- Lampang Location within Thailand

Highest point
- Elevation: 450 m (1,480 ft)
- Prominence: 80 m (260 ft)
- Coordinates: 18°18′N 99°36′E﻿ / ﻿18.3°N 99.6°E

Geography
- Location: Lampang province, Thailand

Geology
- Mountain type: Volcano
- Last eruption: 0.64–0.95 MYA

= Lampang volcanic belt =

Volcano in Thailand

The Lampang volcanic belt is a geological feature in Lampang, northern Thailand.

==Geology==
It consists of volcanic rocks distributed between the Permian and Triassic in an area north of Lampang province. Two main belts of exposed dacitic to rhyolitic lava flows and tuffs form the northeast-trending volcanic belt. This feature joins the Lincang–Jinghong volcanic belt to the north. Geologists interpret the belts as being formed at the subduction zone of a Mid-Triassic convergent boundary.

==Features==
At Phichai, Mueang Lampang district, lava flows dating back to the Pleistocene can be found. A prominent crater named Phu Khao Fai Doi Pha Khok Hin Fu is located at . The crater is densely vegetated and is 200 meters in diameter. It rises 80 meters above the flat topography, and has an elevation of 450 meters. Basaltic lava flows are present, covering an area of 120 km^{2}. Two other less prominent features; Cham Pa Daet and Sop Supap are also volcanic craters.

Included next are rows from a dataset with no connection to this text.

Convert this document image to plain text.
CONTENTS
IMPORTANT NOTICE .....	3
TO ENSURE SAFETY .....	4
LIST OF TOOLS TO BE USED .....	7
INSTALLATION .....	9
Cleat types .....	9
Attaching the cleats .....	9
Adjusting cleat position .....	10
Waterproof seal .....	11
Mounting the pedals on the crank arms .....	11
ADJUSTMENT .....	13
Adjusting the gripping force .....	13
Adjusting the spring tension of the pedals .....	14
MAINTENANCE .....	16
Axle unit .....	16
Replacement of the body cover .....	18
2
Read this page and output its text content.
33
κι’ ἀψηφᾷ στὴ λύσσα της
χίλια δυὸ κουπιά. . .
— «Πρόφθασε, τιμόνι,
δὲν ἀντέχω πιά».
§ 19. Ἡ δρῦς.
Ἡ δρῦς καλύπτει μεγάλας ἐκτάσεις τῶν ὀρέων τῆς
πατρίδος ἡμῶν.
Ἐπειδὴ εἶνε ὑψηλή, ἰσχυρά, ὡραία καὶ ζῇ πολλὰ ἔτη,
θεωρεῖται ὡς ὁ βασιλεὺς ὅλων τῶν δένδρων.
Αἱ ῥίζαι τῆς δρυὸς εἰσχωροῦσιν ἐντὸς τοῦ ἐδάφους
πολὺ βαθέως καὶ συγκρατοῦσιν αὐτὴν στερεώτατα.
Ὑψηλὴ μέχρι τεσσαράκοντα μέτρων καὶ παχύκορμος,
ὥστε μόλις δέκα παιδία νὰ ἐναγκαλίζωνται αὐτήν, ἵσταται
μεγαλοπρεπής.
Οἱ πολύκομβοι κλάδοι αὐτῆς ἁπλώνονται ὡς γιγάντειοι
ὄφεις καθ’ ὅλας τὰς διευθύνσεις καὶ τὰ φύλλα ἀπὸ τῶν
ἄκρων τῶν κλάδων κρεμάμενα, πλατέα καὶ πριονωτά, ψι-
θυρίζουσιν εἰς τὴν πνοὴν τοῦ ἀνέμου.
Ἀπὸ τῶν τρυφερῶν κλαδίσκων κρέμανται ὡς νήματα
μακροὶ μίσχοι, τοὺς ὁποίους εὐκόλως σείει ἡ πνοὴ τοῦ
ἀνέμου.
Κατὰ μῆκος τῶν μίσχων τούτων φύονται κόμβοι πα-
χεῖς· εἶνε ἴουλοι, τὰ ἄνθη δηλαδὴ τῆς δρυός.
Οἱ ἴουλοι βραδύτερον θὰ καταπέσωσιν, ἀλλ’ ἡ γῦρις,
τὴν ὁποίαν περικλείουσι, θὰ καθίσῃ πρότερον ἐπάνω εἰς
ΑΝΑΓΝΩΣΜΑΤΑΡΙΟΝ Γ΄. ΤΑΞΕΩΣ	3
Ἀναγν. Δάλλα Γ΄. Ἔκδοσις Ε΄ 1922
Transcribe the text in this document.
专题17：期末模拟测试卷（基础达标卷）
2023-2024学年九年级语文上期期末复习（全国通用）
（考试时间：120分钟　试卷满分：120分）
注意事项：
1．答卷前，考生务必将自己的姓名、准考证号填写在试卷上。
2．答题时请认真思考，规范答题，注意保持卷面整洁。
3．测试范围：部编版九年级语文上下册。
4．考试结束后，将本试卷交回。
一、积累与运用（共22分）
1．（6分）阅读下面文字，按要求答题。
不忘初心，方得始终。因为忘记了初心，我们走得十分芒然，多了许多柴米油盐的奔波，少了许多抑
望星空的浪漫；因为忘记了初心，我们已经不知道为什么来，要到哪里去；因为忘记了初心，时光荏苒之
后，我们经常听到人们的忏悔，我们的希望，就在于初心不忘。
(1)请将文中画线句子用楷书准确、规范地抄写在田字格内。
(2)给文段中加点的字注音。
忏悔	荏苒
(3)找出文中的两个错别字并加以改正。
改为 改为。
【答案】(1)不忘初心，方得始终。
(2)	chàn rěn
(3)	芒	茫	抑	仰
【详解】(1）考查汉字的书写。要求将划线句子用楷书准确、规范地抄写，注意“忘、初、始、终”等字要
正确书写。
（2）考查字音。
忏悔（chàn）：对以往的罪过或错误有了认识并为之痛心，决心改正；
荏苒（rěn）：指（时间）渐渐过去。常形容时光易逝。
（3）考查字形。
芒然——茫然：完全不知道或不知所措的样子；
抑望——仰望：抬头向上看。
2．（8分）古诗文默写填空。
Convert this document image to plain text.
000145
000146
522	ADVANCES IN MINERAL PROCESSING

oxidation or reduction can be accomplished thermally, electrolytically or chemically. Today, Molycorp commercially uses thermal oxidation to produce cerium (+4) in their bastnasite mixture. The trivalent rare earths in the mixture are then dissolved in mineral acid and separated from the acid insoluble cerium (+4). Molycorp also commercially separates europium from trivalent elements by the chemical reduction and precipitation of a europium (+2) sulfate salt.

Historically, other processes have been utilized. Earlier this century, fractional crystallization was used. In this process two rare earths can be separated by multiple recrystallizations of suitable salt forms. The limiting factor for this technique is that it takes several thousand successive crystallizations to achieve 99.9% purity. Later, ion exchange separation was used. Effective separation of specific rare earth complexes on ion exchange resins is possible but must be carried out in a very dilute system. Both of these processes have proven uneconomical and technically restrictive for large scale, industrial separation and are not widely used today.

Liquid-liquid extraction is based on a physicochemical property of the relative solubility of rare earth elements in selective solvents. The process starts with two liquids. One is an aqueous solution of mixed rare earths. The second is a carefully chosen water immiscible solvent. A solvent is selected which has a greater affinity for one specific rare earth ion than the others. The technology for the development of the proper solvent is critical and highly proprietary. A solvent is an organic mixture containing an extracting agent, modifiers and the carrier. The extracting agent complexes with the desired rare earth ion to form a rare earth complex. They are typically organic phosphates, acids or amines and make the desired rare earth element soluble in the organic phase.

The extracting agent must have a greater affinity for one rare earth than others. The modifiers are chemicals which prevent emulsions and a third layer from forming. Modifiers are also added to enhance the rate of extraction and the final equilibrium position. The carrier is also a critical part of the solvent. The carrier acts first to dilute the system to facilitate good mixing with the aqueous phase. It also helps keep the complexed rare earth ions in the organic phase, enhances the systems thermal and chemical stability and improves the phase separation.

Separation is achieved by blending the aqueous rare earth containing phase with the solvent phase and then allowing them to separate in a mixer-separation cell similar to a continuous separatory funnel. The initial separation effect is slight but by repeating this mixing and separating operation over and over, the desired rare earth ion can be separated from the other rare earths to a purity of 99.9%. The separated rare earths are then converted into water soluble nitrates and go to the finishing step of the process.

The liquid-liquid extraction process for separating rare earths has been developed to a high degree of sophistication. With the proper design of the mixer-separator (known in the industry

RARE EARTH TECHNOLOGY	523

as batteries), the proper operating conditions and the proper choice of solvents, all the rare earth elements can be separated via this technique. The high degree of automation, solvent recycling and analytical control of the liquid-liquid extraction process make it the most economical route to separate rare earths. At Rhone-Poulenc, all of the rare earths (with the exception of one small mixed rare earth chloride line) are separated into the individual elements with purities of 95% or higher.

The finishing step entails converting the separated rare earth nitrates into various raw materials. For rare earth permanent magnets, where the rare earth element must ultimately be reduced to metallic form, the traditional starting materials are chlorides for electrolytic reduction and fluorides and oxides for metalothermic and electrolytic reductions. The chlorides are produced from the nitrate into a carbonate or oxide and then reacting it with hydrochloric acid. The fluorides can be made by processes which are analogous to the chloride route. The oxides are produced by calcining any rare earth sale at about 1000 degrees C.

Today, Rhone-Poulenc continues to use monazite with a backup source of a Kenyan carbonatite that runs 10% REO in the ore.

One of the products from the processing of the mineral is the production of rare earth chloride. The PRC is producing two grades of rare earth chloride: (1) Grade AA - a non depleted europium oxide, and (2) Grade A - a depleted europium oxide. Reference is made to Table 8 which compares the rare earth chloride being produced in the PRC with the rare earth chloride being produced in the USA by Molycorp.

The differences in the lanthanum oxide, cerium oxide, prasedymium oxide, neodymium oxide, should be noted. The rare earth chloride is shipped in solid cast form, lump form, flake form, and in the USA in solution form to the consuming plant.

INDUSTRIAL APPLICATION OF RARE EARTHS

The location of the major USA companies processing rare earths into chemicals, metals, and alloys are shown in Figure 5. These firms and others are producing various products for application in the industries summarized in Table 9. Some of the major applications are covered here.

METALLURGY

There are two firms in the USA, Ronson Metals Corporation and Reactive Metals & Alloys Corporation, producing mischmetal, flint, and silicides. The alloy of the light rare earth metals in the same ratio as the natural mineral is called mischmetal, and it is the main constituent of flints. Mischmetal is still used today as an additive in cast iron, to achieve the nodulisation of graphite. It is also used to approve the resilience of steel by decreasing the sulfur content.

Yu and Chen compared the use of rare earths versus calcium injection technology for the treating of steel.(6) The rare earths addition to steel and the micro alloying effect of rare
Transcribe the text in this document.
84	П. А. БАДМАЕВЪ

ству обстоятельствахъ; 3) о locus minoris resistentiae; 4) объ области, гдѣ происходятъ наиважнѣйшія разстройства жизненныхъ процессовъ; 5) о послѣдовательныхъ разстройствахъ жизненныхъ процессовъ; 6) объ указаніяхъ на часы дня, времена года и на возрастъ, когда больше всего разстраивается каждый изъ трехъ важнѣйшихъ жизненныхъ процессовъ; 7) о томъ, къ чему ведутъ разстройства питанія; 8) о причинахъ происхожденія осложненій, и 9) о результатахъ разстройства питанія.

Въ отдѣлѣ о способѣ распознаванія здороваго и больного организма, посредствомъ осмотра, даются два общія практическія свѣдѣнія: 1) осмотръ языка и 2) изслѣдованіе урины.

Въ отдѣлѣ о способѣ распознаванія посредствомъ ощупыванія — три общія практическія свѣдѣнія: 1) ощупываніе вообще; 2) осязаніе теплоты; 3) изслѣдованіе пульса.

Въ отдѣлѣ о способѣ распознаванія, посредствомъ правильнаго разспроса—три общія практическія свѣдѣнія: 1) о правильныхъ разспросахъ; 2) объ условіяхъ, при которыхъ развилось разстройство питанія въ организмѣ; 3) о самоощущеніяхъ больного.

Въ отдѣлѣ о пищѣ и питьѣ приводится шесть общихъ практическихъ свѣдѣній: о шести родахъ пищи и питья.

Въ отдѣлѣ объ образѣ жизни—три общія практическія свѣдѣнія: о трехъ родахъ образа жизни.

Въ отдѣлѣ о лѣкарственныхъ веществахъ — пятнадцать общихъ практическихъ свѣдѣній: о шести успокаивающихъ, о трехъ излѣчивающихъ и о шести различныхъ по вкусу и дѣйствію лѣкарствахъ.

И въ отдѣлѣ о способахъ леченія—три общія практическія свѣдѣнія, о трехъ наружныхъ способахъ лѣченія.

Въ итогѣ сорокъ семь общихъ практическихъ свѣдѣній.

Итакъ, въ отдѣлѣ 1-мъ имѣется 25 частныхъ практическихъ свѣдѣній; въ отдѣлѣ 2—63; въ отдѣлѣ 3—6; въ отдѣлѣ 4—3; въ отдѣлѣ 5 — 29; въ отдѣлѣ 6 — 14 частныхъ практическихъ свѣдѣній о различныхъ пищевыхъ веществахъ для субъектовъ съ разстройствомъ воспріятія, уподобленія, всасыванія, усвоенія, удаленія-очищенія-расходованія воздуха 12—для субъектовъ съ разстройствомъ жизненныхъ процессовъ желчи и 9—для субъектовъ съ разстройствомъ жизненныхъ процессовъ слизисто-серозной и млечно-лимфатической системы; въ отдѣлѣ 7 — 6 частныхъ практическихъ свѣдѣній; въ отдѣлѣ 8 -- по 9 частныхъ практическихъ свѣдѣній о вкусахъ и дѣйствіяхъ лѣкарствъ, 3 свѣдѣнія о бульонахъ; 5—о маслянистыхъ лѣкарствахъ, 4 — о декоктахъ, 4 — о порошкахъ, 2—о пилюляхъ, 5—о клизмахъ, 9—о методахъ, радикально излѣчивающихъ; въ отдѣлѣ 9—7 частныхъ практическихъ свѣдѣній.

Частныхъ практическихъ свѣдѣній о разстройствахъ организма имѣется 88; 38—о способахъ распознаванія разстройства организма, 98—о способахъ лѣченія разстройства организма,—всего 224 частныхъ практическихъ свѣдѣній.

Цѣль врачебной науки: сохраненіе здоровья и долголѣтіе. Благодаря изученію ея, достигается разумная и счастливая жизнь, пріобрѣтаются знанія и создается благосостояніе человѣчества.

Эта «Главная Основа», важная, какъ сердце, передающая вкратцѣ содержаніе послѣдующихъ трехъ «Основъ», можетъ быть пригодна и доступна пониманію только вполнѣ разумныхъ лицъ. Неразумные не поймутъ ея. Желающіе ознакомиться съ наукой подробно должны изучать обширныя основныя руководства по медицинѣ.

The volcano formed due to the movement of magma rising through a fault in the continental crust. Phu Khao Fai Doi Pha Khok Hin Fu consists of two craters; the first is an older, outer crater which was partially destroyed during an eruption. A new crater formed after the eruption. The remnant of the older crater is located in the southeast. Cham Pa Daet rises approximately 180 meters from the plain and has a crater of up to 80 meters wide.